Should States Be in Business of Promoting Gambling?

A lottery is a gambling game in which people pay a small amount to have a chance to win a much larger sum of money. Some governments outlaw lotteries, while others endorse them and organize state-sponsored games. Lottery profits are used to fund a wide range of government services, and sin taxes and income tax on winnings contribute significantly to the overall budget. While there is no doubt that lotteries provide a useful source of revenue, the question remains whether states should be in the business of promoting gambling, which has disproportionately negative consequences for poor people and problem gamblers.
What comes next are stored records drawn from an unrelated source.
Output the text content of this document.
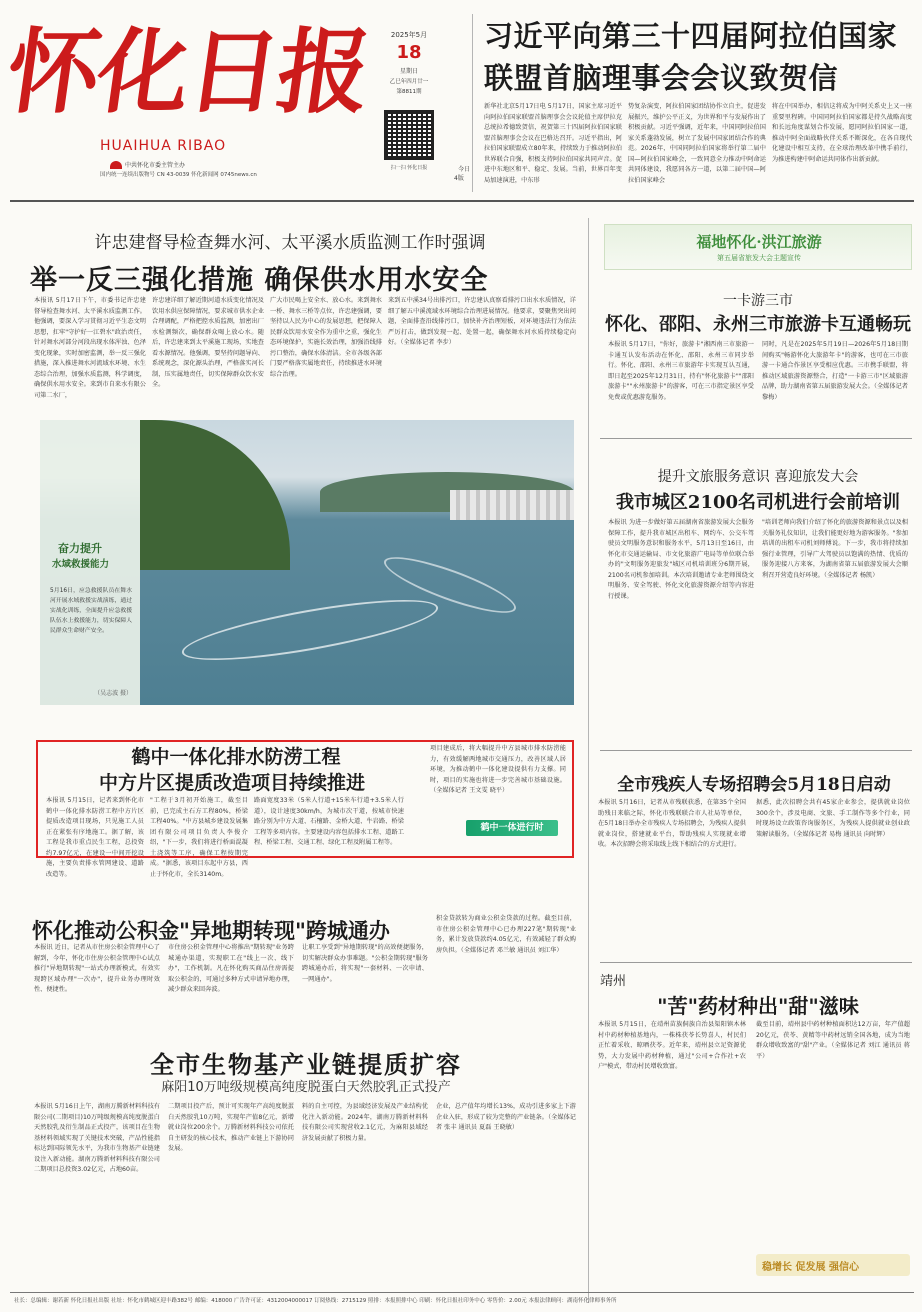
怀化日报
HUAIHUA RIBAO
中共怀化市委主管主办
国内统一连续出版物号 CN 43-0039 怀化新闻网 0745news.cn
2025年5月
18
星期日
乙巳年四月廿一
第8811期
扫一扫 怀化日报	今日
4版
习近平向第三十四届阿拉伯国家
联盟首脑理事会会议致贺信
新华社北京5月17日电 5月17日，国家主席习近平向阿拉伯国家联盟首脑理事会会议轮值主席伊拉克总统拉希德致贺信，祝贺第三十四届阿拉伯国家联盟首脑理事会会议在巴格达召开。习近平指出，阿拉伯国家联盟成立80年来，持续致力于推动阿拉伯世界联合自强，积极支持阿拉伯国家共同声音。促进中东地区和平、稳定、发展。当前，世界百年变局加速演进，中东形
势复杂演变，阿拉伯国家团结协作立自主，促进发展振兴，维护公平正义，为世界和平与发展作出了积极贡献。习近平强调，近年来，中国同阿拉伯国家关系蓬勃发展，树立了发展中国家团结合作的典范。2026年，中国同阿拉伯国家将举行第二届中国—阿拉伯国家峰会，一致同意全力推动中阿命运共同体建设，我愿同各方一道，以第二届中国—阿拉伯国家峰会
将在中国举办，相信这将成为中阿关系史上又一座重要里程碑。中国同阿拉伯国家都是持久战略高度和长远角度谋划合作发展，愿同阿拉伯国家一道，推动中阿全面战略伙伴关系不断深化，在各自现代化建设中相互支持，在全球治理改革中携手前行，为推进构建中阿命运共同体作出新贡献。
许忠建督导检查舞水河、太平溪水质监测工作时强调
举一反三强化措施 确保供水用水安全
本报讯 5月17日下午，市委书记许忠建督导检查舞水河、太平溪水质监测工作。他强调，要深入学习贯彻习近平生态文明思想，扛牢"守护好一江碧水"政治责任，针对舞水河部分河段出现水体浑浊、色泽变化现象，实时加密监测，举一反三强化措施，深入推进舞水河流域水环境、水生态综合治理，加强水质监测，科学调度，确保供水用水安全。来到市自来水有限公司第二水厂，
许忠建详细了解近期河道水质变化情况及饮用水供应保障情况，要求城市供水企业合理调配，严格把控水质监测，加密出厂水检测频次，确保群众喝上放心水。随后，许忠建来到太平溪施工现场，实地查看水源情况。他强调，要坚持问题导向、系统观念，深化源头治理，严格落实河长制，压实属地责任，切实保障群众饮水安全。
广大市民喝上安全水、放心水。来到舞水一桥、舞水三桥等点位，许忠建强调，要坚持以人民为中心的发展思想，把保障人民群众饮用水安全作为重中之重，强化生态环境保护，实施长效治理，加强沿线排污口整治，确保水体清洁。全市各级各部门要严格落实属地责任，持续推进水环境综合治理。
来到五中溪34号出排污口，许忠建认真察看排污口出水水质情况，详细了解五中溪流域水环境综合治理进展情况。他要求，要聚焦突出问题，全面排查沿线排污口，加快补齐治理短板，对环境违法行为依法严厉打击，做到发现一起、处置一起，确保舞水河水质持续稳定向好。（全媒体记者 李步）
奋力提升
水域救援能力
5月16日，应急救援队员在舞水河开展水域救援实战演练，通过实战化训练，全面提升应急救援队伍水上救援能力，切实保障人民群众生命财产安全。
（吴志波 摄）
鹤中一体化排水防涝工程
中方片区提质改造项目持续推进
本报讯 5月15日，记者来到怀化市鹤中一体化排水防涝工程中方片区提质改造项目现场，只见施工人员正在紧张有序地施工。据了解，该工程是我市重点民生工程，总投资约7.97亿元，在建设一中间开挖设施，主要负责排水管网建设、道路改造等。
"工程于3月初开始施工，截至目前，已完成主石方工程80%，桥梁工程40%。"中方县城乡建设发展集团有限公司项目负责人李俊介绍，"下一步，我们将进行桥面混凝土浇筑等工序，确保工程按期完成。"据悉，该项目东起中方县，西止于怀化市，全长3140m。
路面宽度33米（5米人行道+15米车行道+3.5米人行道），设计速度30km/h，为城市次干道，按城市快速路分别为中方大道、石檀路、金桥大道、牛岩路、桥梁工程等多项内容。主要建设内容包括排水工程、道路工程、桥梁工程、交通工程、绿化工程及附属工程等。
项目建成后，将大幅提升中方县城市排水防涝能力，有效缓解两地城市交通压力，改善区域人居环境，为推动鹤中一体化建设提供有力支撑。同时，项目的实施也将进一步完善城市基础设施。（全媒体记者 王文雯 晓平）
鹤中一体进行时
怀化推动公积金"异地期转现"跨城通办
本报讯 近日，记者从市住房公积金管理中心了解到，今年，怀化市住房公积金管理中心试点推行"异地期转现"一站式办理新模式，有效实现跨区域办理"一次办"，提升业务办理时效性、便捷性。
市住房公积金管理中心将推出"期转现"业务跨城通办渠道，实现职工在"线上一次、线下办"，工作机制。凡在怀化购买商品住房需提取公积金的，可通过多种方式申请异地办理，减少群众来回奔波。
让职工享受到"异地期转现"的高效便捷服务，切实解决群众办事难题。"公积金期转现"服务跨城通办后，将实现"一套材料、一次申请、一网通办"。
积金贷款转为商业公积金贷款的过程。截至目前，市住房公积金管理中心已办理227笔"期转现"业务，累计发放贷款约4.05亿元，有效减轻了群众购房负担。（全媒体记者 邓兰敏 通讯员 刘江华）
全市生物基产业链提质扩容
麻阳10万吨级规模高纯度脱蛋白天然胶乳正式投产
本报讯 5月16日上午，湖南万腾新材料科技有限公司(二期项目)10万吨级规模高纯度脱蛋白天然胶乳及衍生制品正式投产，该项目在生物基材料领域实现了关键技术突破，产品性能指标达到国际领先水平，为我市生物基产业链建设注入新动能。湖南万腾新材料科技有限公司二期项目总投资3.02亿元，占地60亩。
二期项目投产后，预计可实现年产高纯度脱蛋白天然胶乳10万吨，实现年产值8亿元，新增就业岗位200余个。万腾新材料科技公司依托自主研发的核心技术，推动产业链上下游协同发展。
料的自主可控，为县域经济发展及产业结构优化注入新动能。2024年，湖南万腾新材料科技有限公司实现营收2.1亿元，为麻阳县域经济发展贡献了积极力量。
企业，总产值年均增长13%，成功引进多家上下游企业入驻，形成了较为完整的产业链条。（全媒体记者 张丰 通讯员 夏磊 王晓敏）
福地怀化·洪江旅游
第五届省旅发大会主题宣传
一卡游三市
怀化、邵阳、永州三市旅游卡互通畅玩
本报讯 5月17日，"你好，旅游卡"湘西南三市旅游一卡通互认发布活动在怀化、邵阳、永州三市同步举行。怀化、邵阳、永州三市旅游年卡实现互认互通，即日起至2025年12月31日，持有"怀化旅游卡""邵阳旅游卡""永州旅游卡"的游客，可在三市指定景区享受免费或优惠游览服务。
同时，凡是在2025年5月19日—2026年5月18日期间购买"畅游怀化大旅游年卡"的游客，也可在三市旅游一卡通合作景区享受相应优惠。三市携手联盟，将推动区域旅游资源整合，打造"一卡游三市"区域旅游品牌，助力湖南省第五届旅游发展大会。（全媒体记者 黎梅）
提升文旅服务意识 喜迎旅发大会
我市城区2100名司机进行会前培训
本报讯 为进一步做好第五届湖南省旅游发展大会服务保障工作，提升我市城区出租车、网约车、公交车驾驶员文明服务意识和服务水平，5月13日至16日，由怀化市交通运输局、市文化旅游广电局等单位联合举办的"文明服务迎旅发"城区司机培训班分6期开展，2100名司机参加培训。本次培训邀请专业老师围绕文明服务、安全驾驶、怀化文化旅游资源介绍等内容进行授课。
"培训老师向我们介绍了怀化的旅游资源和景点以及相关服务礼仪知识，让我们能更好地为游客服务。"参加培训的出租车司机刘师傅说。下一步，我市将持续加强行业管理，引导广大驾驶员以饱满的热情、优质的服务迎接八方来客，为湖南省第五届旅游发展大会顺利召开营造良好环境。（全媒体记者 杨凯）
全市残疾人专场招聘会5月18日启动
本报讯 5月16日，记者从市残联获悉，在第35个全国助残日来临之际，怀化市残联联合市人社局等单位，在5月18日举办全市残疾人专场招聘会，为残疾人提供就业岗位，搭建就业平台，帮助残疾人实现就业增收。本次招聘会将采取线上线下相结合的方式进行。
据悉，此次招聘会共有45家企业参会，提供就业岗位300余个，涉及电商、文旅、手工制作等多个行业，同时现场设立政策咨询服务区，为残疾人提供就业创业政策解读服务。（全媒体记者 易梅 通讯员 向时辉）
靖州
"苦"药材种出"甜"滋味
本报讯 5月15日，在靖州苗族侗族自治县渠阳镇木林村中药材种植基地内，一株株茯苓长势喜人，村民们正忙着采收、晾晒茯苓。近年来，靖州县立足资源优势，大力发展中药材种植，通过"公司+合作社+农户"模式，带动村民增收致富。
截至目前，靖州县中药材种植面积达12万亩，年产值超20亿元，茯苓、黄精等中药材远销全国各地，成为当地群众增收致富的"甜"产业。（全媒体记者 刘江 通讯员 蒋平）
稳增长 促发展 强信心
社长：总编辑：谢若新 怀化日报社出版 社址：怀化市鹤城区迎丰路382号 邮编：418000 广告许可证：4312004000017 订阅热线：2715129 照排：本报照排中心 印刷：怀化日报社印务中心 零售价：2.00元 本报法律顾问：湖南怀化律师事务所
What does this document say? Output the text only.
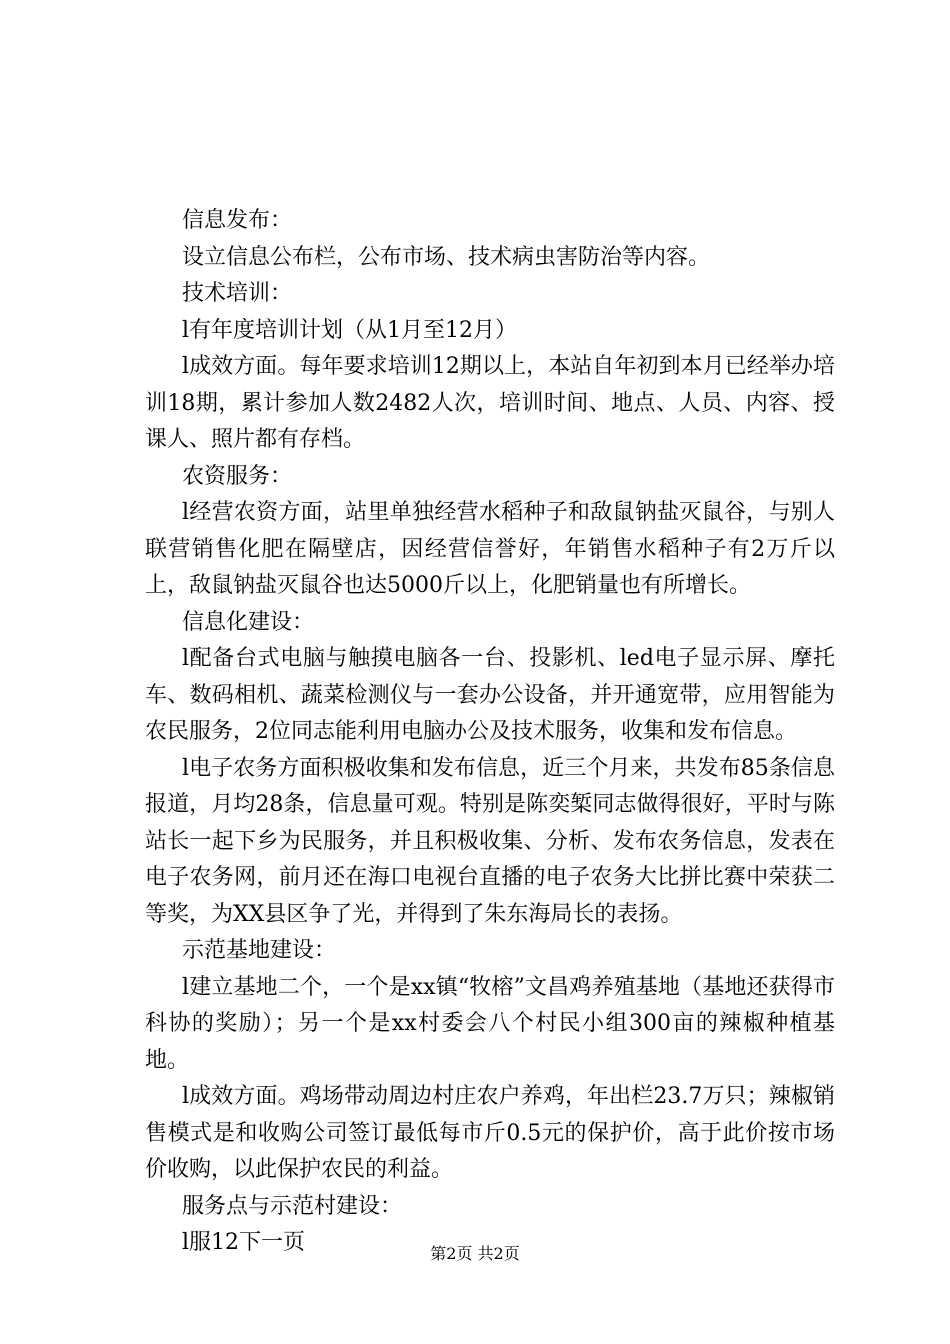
信息发布：

设立信息公布栏，公布市场、技术病虫害防治等内容。

技术培训：

l有年度培训计划（从1月至12月）

l成效方面。每年要求培训12期以上，本站自年初到本月已经举办培训18期，累计参加人数2482人次，培训时间、地点、人员、内容、授课人、照片都有存档。

农资服务：

l经营农资方面，站里单独经营水稻种子和敌鼠钠盐灭鼠谷，与别人联营销售化肥在隔壁店，因经营信誉好，年销售水稻种子有2万斤以上，敌鼠钠盐灭鼠谷也达5000斤以上，化肥销量也有所增长。

信息化建设：

l配备台式电脑与触摸电脑各一台、投影机、led电子显示屏、摩托车、数码相机、蔬菜检测仪与一套办公设备，并开通宽带，应用智能为农民服务，2位同志能利用电脑办公及技术服务，收集和发布信息。

l电子农务方面积极收集和发布信息，近三个月来，共发布85条信息报道，月均28条，信息量可观。特别是陈奕椠同志做得很好，平时与陈站长一起下乡为民服务，并且积极收集、分析、发布农务信息，发表在电子农务网，前月还在海口电视台直播的电子农务大比拼比赛中荣获二等奖，为XX县区争了光，并得到了朱东海局长的表扬。

示范基地建设：

l建立基地二个，一个是xx镇“牧榕”文昌鸡养殖基地（基地还获得市科协的奖励）；另一个是xx村委会八个村民小组300亩的辣椒种植基地。

l成效方面。鸡场带动周边村庄农户养鸡，年出栏23.7万只；辣椒销售模式是和收购公司签订最低每市斤0.5元的保护价，高于此价按市场价收购，以此保护农民的利益。

服务点与示范村建设：

l服12下一页	第2页 共2页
Historically, state-sponsored lotteries have evolved in parallel ways: the government legitimises its own monopoly; sets up an agency to run it (rather than licensing a private firm in return for a percentage of profits); starts operations with a modest number of relatively simple games; and then, driven by the need for increased revenues, progressively expands both the number of games and the degree of complexity. The result is an increasing emphasis on the marketing of lotteries.

Despite the fact that most players know that they won’t win, they keep buying tickets, spending billions of dollars a year. Rather than wasting this money, it could be better spent on building an emergency savings account or paying down credit card debt. However, this is a difficult thing to do when the lure of the lottery has become so pervasive. The story begins with a simple rural scene in which an elderly man quotes a traditional rhyme: “Lottery in June/Corn will be heavy soon.” People are gathering stones for a lottery drawing.